537 S.E.2d 666 | Ga. | 2000
MOODY
v.
The STATE.
Supreme Court of Georgia.
*667 Dell Jackson, Atlanta, for appellant.
Paul L. Howard, Jr., District Attorney, Bettieanne C. Hart, Deputy District Attorney, Thurbert E. Baker, Attorney General, Daniel G. Ashburn, Assistant Attorney General, for appellee.
HINES, Justice.
Sundiato Moody appeals his conviction for felony murder in connection with the fatal bludgeoning of William Peaks, also known as William Brown. Moody alleges violation of the right of cross-examination, instances of prosecutorial misconduct, and ineffective assistance of trial counsel. Finding the challenges to be without merit, we affirm.[1]

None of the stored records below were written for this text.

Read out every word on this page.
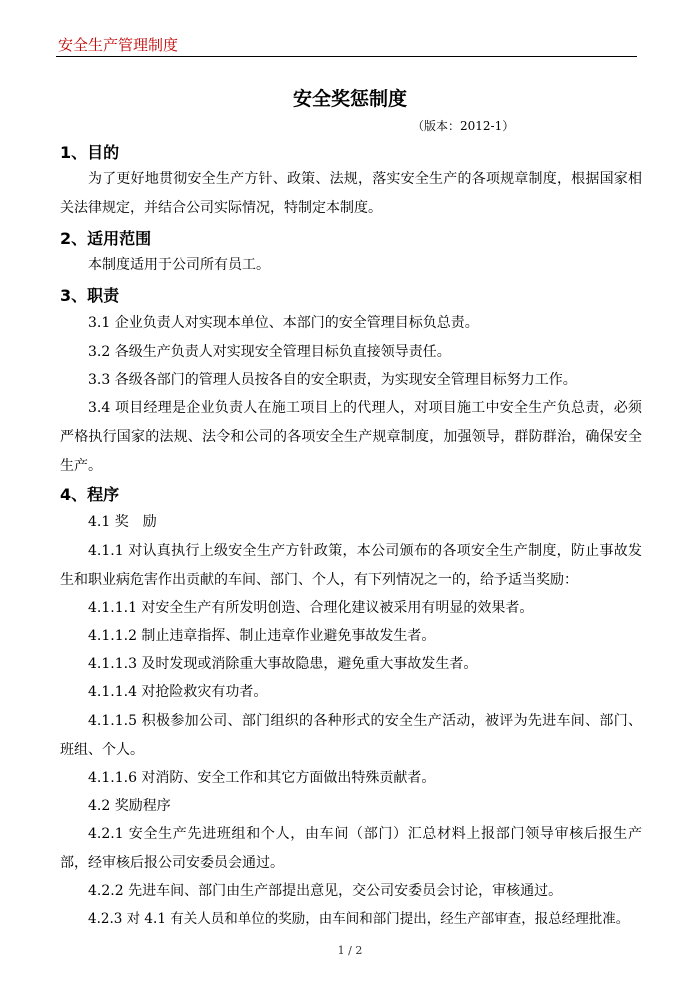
安全生产管理制度
安全奖惩制度
（版本：2012-1）
1、目的
为了更好地贯彻安全生产方针、政策、法规，落实安全生产的各项规章制度，根据国家相关法律规定，并结合公司实际情况，特制定本制度。
2、适用范围
本制度适用于公司所有员工。
3、职责
3.1 企业负责人对实现本单位、本部门的安全管理目标负总责。
3.2 各级生产负责人对实现安全管理目标负直接领导责任。
3.3 各级各部门的管理人员按各自的安全职责，为实现安全管理目标努力工作。
3.4 项目经理是企业负责人在施工项目上的代理人，对项目施工中安全生产负总责，必须严格执行国家的法规、法令和公司的各项安全生产规章制度，加强领导，群防群治，确保安全生产。
4、程序
4.1 奖　励
4.1.1 对认真执行上级安全生产方针政策，本公司颁布的各项安全生产制度，防止事故发生和职业病危害作出贡献的车间、部门、个人，有下列情况之一的，给予适当奖励：
4.1.1.1 对安全生产有所发明创造、合理化建议被采用有明显的效果者。
4.1.1.2 制止违章指挥、制止违章作业避免事故发生者。
4.1.1.3 及时发现或消除重大事故隐患，避免重大事故发生者。
4.1.1.4 对抢险救灾有功者。
4.1.1.5 积极参加公司、部门组织的各种形式的安全生产活动，被评为先进车间、部门、班组、个人。
4.1.1.6 对消防、安全工作和其它方面做出特殊贡献者。
4.2 奖励程序
4.2.1 安全生产先进班组和个人，由车间（部门）汇总材料上报部门领导审核后报生产部，经审核后报公司安委员会通过。
4.2.2 先进车间、部门由生产部提出意见，交公司安委员会讨论，审核通过。
4.2.3 对 4.1 有关人员和单位的奖励，由车间和部门提出，经生产部审查，报总经理批准。
1 / 2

The State's eyewitness Anthony Gay failed to appear at trial. After continuing the trial in order to attempt to secure Gay's presence, and after hearing evidence from investigators, Gay's mother, and Gay's employer that Gay could not be located, the trial court found that Gay was unavailable and allowed the State to introduce his testimony from the preliminary hearing. See OCGA § 24-3-10.[2]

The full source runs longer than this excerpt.